On line 1 through 3 there. Function addTwo. In between the parenthesis here, it's going to accept some sort of input, right? Then whatever you return is going to be the output. The name of this function is addTwo. As you may imagined, it takes whatever number that you give it, and returns to you that number + 2.

So here, I have a finalAnswer and I call, that's what, when I have these two parenthesis here, you're calling a function, right? I'm calling this function with the parameter of 5. And 5 is just being passed in here to number, right? So that's how this corresponds. So this 5 is being passed in here to number.

And now number, in this specific instance, represents 5, right? And then I'm returning 5 + 2, right? And that's getting stored here in finalAnswer. So looking at this, if I to add 2 and I give it 5, what do you expect final answer to be? 7, right?
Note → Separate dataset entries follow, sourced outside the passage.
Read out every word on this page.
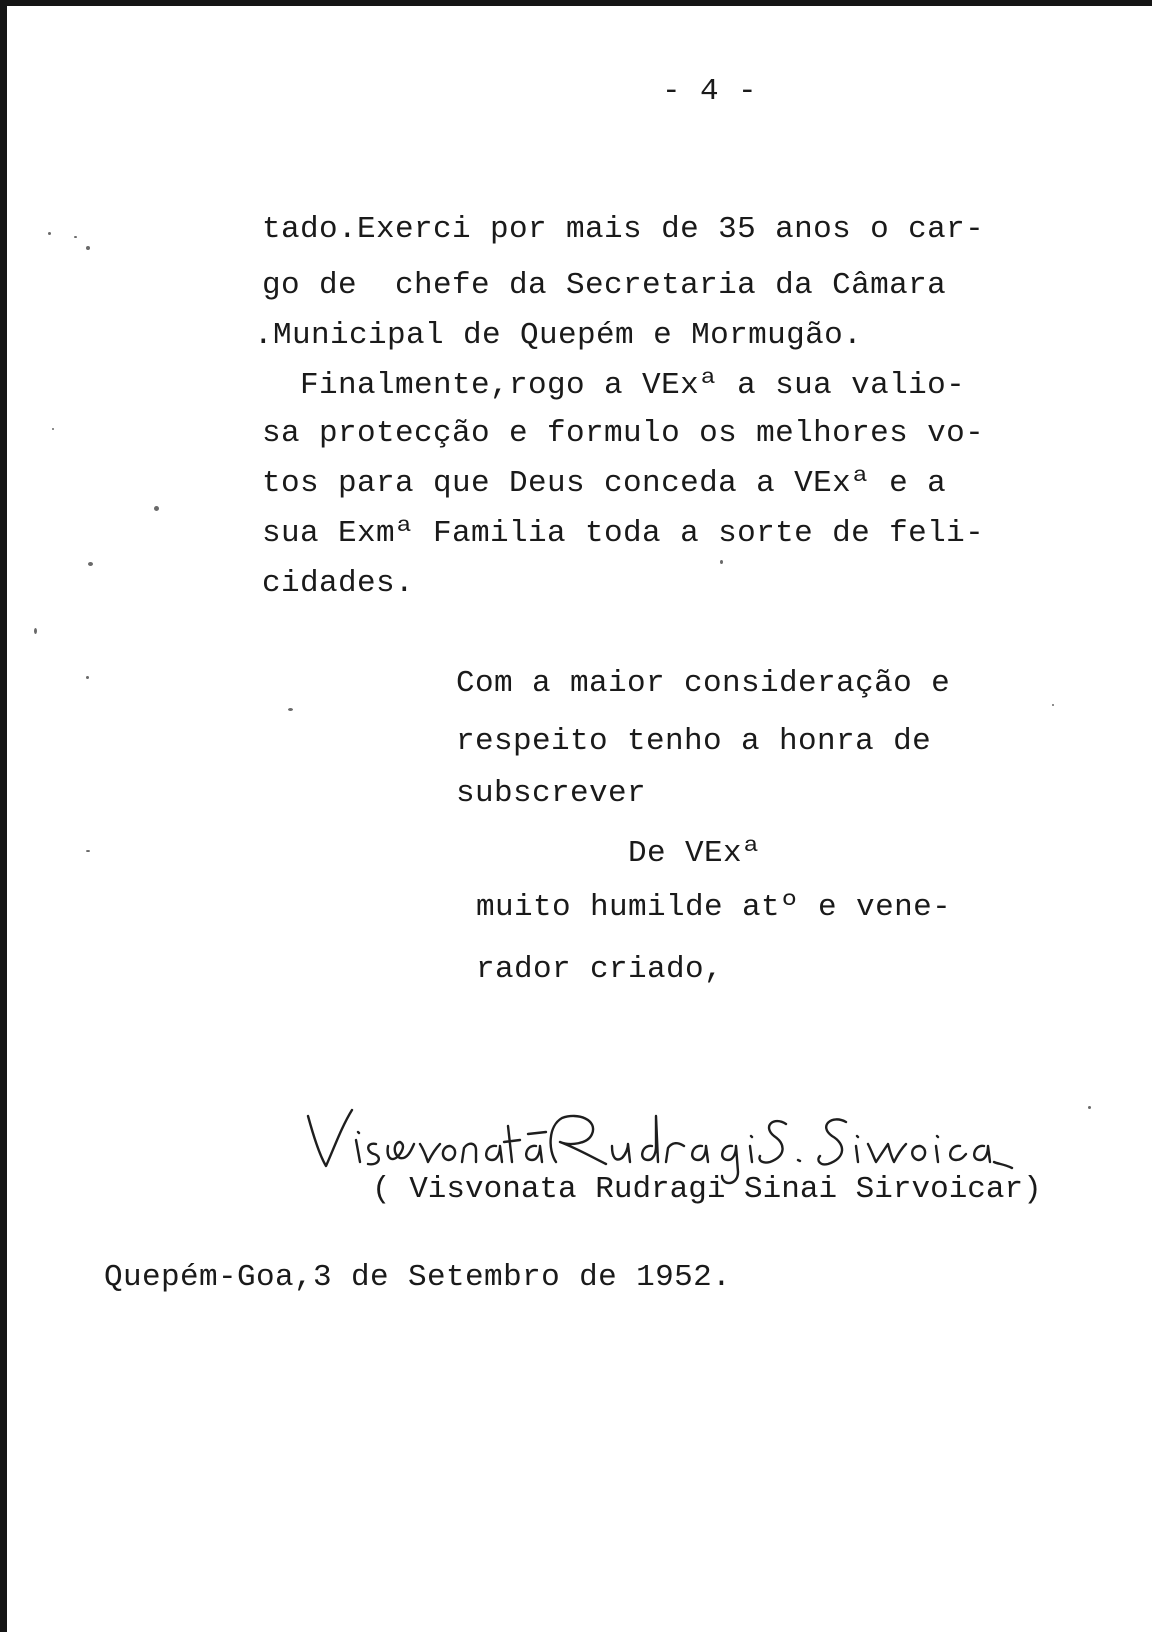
- 4 -
tado.Exerci por mais de 35 anos o car-
go de  chefe da Secretaria da Câmara
.Municipal de Quepém e Mormugão.
Finalmente,rogo a VExª a sua valio-
sa protecção e formulo os melhores vo-
tos para que Deus conceda a VExª e a
sua Exmª Familia toda a sorte de feli-
cidades.
Com a maior consideração e
respeito tenho a honra de
subscrever
De VExª
muito humilde atº e vene-
rador criado,
( Visvonata Rudragi Sinai Sirvoicar)
Quepém-Goa,3 de Setembro de 1952.
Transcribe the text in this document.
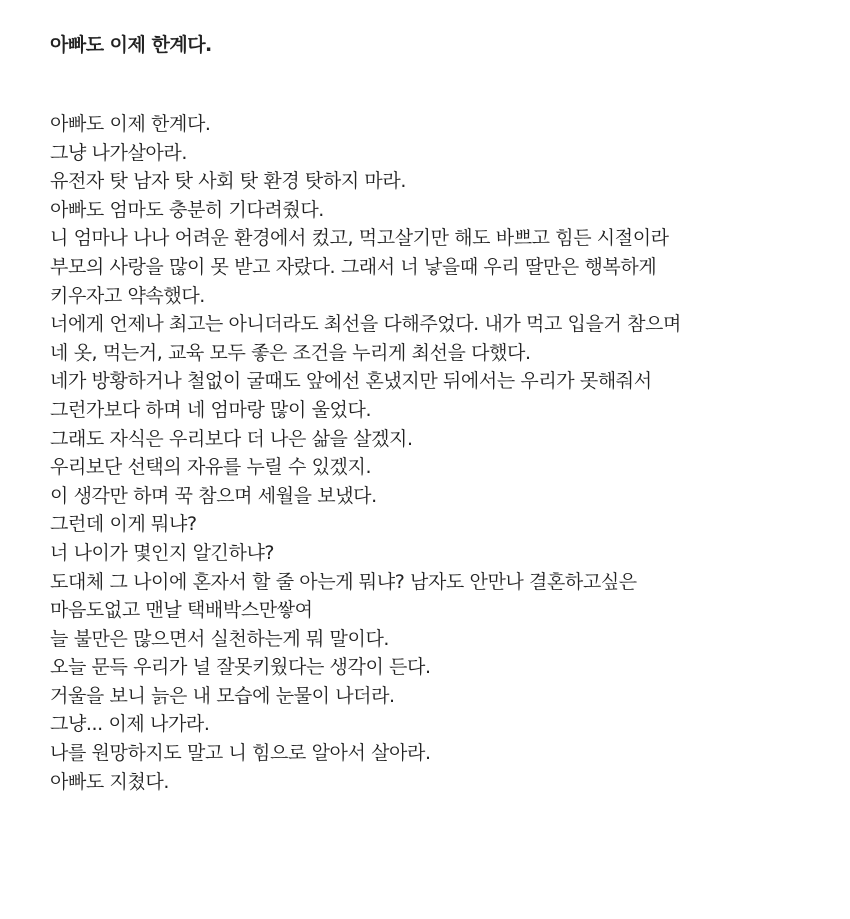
아빠도 이제 한계다.
아빠도 이제 한계다.
그냥 나가살아라.
유전자 탓 남자 탓 사회 탓 환경 탓하지 마라.
아빠도 엄마도 충분히 기다려줬다.
니 엄마나 나나 어려운 환경에서 컸고, 먹고살기만 해도 바쁘고 힘든 시절이라
부모의 사랑을 많이 못 받고 자랐다. 그래서 너 낳을때 우리 딸만은 행복하게
키우자고 약속했다.
너에게 언제나 최고는 아니더라도 최선을 다해주었다. 내가 먹고 입을거 참으며
네 옷, 먹는거, 교육 모두 좋은 조건을 누리게 최선을 다했다.
네가 방황하거나 철없이 굴때도 앞에선 혼냈지만 뒤에서는 우리가 못해줘서
그런가보다 하며 네 엄마랑 많이 울었다.
그래도 자식은 우리보다 더 나은 삶을 살겠지.
우리보단 선택의 자유를 누릴 수 있겠지.
이 생각만 하며 꾹 참으며 세월을 보냈다.
그런데 이게 뭐냐?
너 나이가 몇인지 알긴하냐?
도대체 그 나이에 혼자서 할 줄 아는게 뭐냐? 남자도 안만나 결혼하고싶은
마음도없고 맨날 택배박스만쌓여
늘 불만은 많으면서 실천하는게 뭐 말이다.
오늘 문득 우리가 널 잘못키웠다는 생각이 든다.
거울을 보니 늙은 내 모습에 눈물이 나더라.
그냥... 이제 나가라.
나를 원망하지도 말고 니 힘으로 알아서 살아라.
아빠도 지쳤다.
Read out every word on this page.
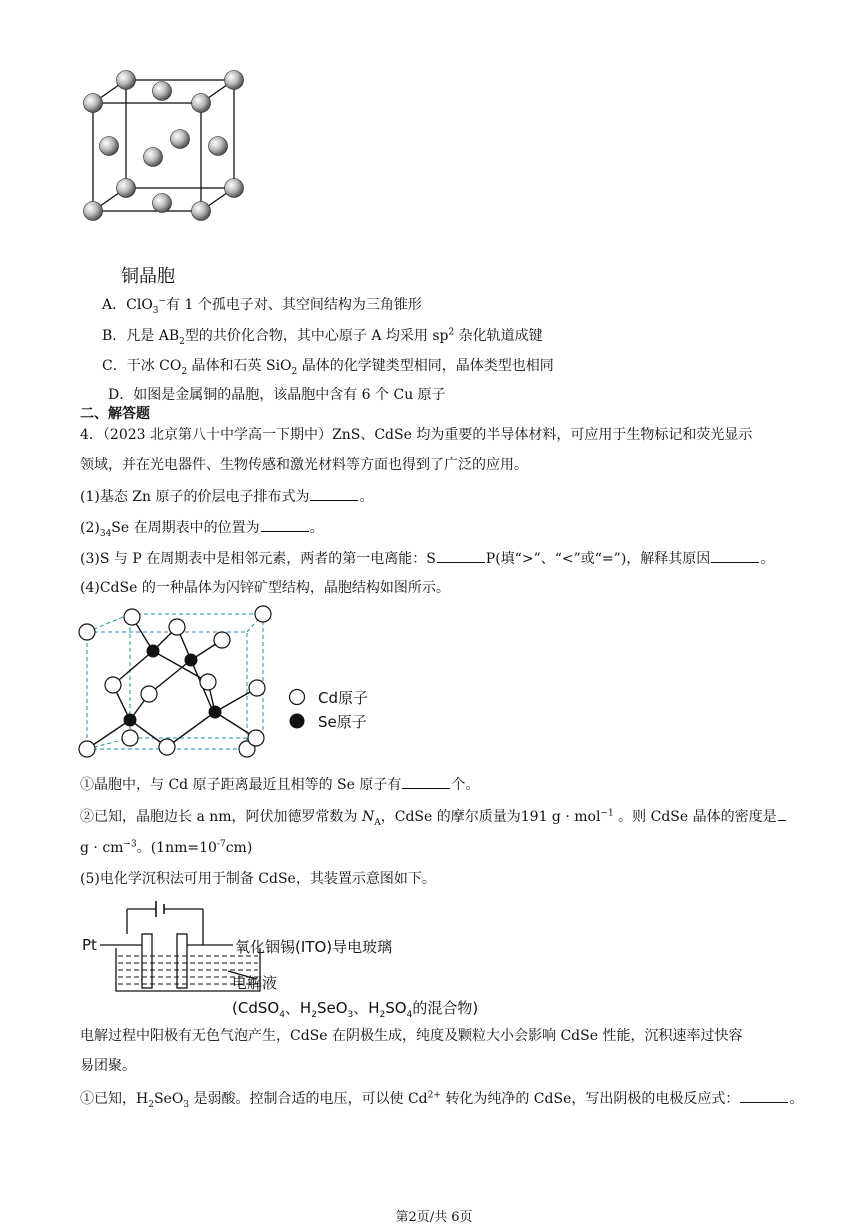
铜晶胞
A．ClO$_3$−有 1 个孤电子对、其空间结构为三角锥形
B．凡是 $AB_2$型的共价化合物，其中心原子 A 均采用 $sp^2$ 杂化轨道成键
C．干冰 $CO_2$ 晶体和石英 SiO$_2$ 晶体的化学键类型相同，晶体类型也相同
D．如图是金属铜的晶胞，该晶胞中含有 6 个 Cu 原子
二、解答题
4．（2023 北京第八十中学高一下期中）ZnS、CdSe 均为重要的半导体材料，可应用于生物标记和荧光显示
领域，并在光电器件、生物传感和激光材料等方面也得到了广泛的应用。
(1)基态 Zn 原子的价层电子排布式为	。
$(2)_{34}Se$ 在周期表中的位置为	。
(3)S 与 P 在周期表中是相邻元素，两者的第一电离能：S	P(填“>”、“<”或“=”)，解释其原因	。
(4)CdSe 的一种晶体为闪锌矿型结构，晶胞结构如图所示。
Cd原子
Se原子
①晶胞中，与 Cd 原子距离最近且相等的 Se 原子有	个。
②已知，晶胞边长 a nm，阿伏加德罗常数为 $N_A$，CdSe 的摩尔质量为191 g · mol$^{-1}$ 。则 CdSe 晶体的密度是
$g \cdot cm^{-3}$。$(1nm=10^{-7}cm)$
(5)电化学沉积法可用于制备 CdSe，其装置示意图如下。
Pt	氧化铟锡(ITO)导电玻璃
电解液
(CdSO$_4$、$H_2SeO_3$、$H_2SO_4$的混合物)
电解过程中阳极有无色气泡产生，CdSe 在阴极生成，纯度及颗粒大小会影响 CdSe 性能，沉积速率过快容
易团聚。
①已知，$H_2SeO_3$ 是弱酸。控制合适的电压，可以使 $Cd^{2+}$ 转化为纯净的 CdSe，写出阴极的电极反应式：	。
第2页/共 6页
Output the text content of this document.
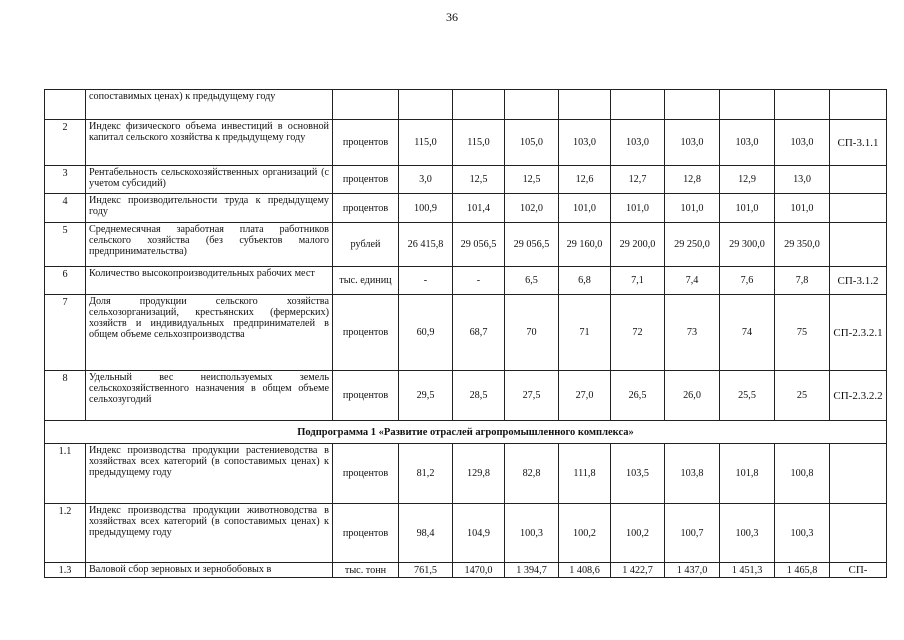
36
	сопоставимых ценах) к предыдущему году										
2	Индекс физического объема инвестиций в основной капитал сельского хозяйства к предыдущему году	процентов	115,0	115,0	105,0	103,0	103,0	103,0	103,0	103,0	СП-3.1.1
3	Рентабельность сельскохозяйственных организаций (с учетом субсидий)	процентов	3,0	12,5	12,5	12,6	12,7	12,8	12,9	13,0	
4	Индекс производительности труда к предыдущему году	процентов	100,9	101,4	102,0	101,0	101,0	101,0	101,0	101,0	
5	Среднемесячная заработная плата работников сельского хозяйства (без субъектов малого предпринимательства)	рублей	26 415,8	29 056,5	29 056,5	29 160,0	29 200,0	29 250,0	29 300,0	29 350,0	
6	Количество высокопроизводительных рабочих мест	тыс. единиц	-	-	6,5	6,8	7,1	7,4	7,6	7,8	СП-3.1.2
7	Доля продукции сельского хозяйства сельхозорганизаций, крестьянских (фермерских) хозяйств и индивидуальных предпринимателей в общем объеме сельхозпроизводства	процентов	60,9	68,7	70	71	72	73	74	75	СП-2.3.2.1
8	Удельный вес неиспользуемых земель сельскохозяйственного назначения в общем объеме сельхозугодий	процентов	29,5	28,5	27,5	27,0	26,5	26,0	25,5	25	СП-2.3.2.2
Подпрограмма 1 «Развитие отраслей агропромышленного комплекса»											
1.1	Индекс производства продукции растениеводства в хозяйствах всех категорий (в сопоставимых ценах) к предыдущему году	процентов	81,2	129,8	82,8	111,8	103,5	103,8	101,8	100,8	
1.2	Индекс производства продукции животноводства в хозяйствах всех категорий (в сопоставимых ценах) к предыдущему году	процентов	98,4	104,9	100,3	100,2	100,2	100,7	100,3	100,3	
1.3	Валовой сбор зерновых и зернобобовых в	тыс. тонн	761,5	1470,0	1 394,7	1 408,6	1 422,7	1 437,0	1 451,3	1 465,8	СП-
Because 5 is being passed in here to number, and we're returning number + 2.

So when I console.log(finalAnswer),
>> Brian Holt: Then I get 7. So what happens if I do const finalAnswer2= addTwo(10)?
>> Brian Holt: What do you think finalAnswer2 is when I log it out? finalAnswer2, and as you can see there, I get 12. So that's what's powerful about functions is I get to encapsulate logic into a function, and I can reuse it over, and over, and over, and over again.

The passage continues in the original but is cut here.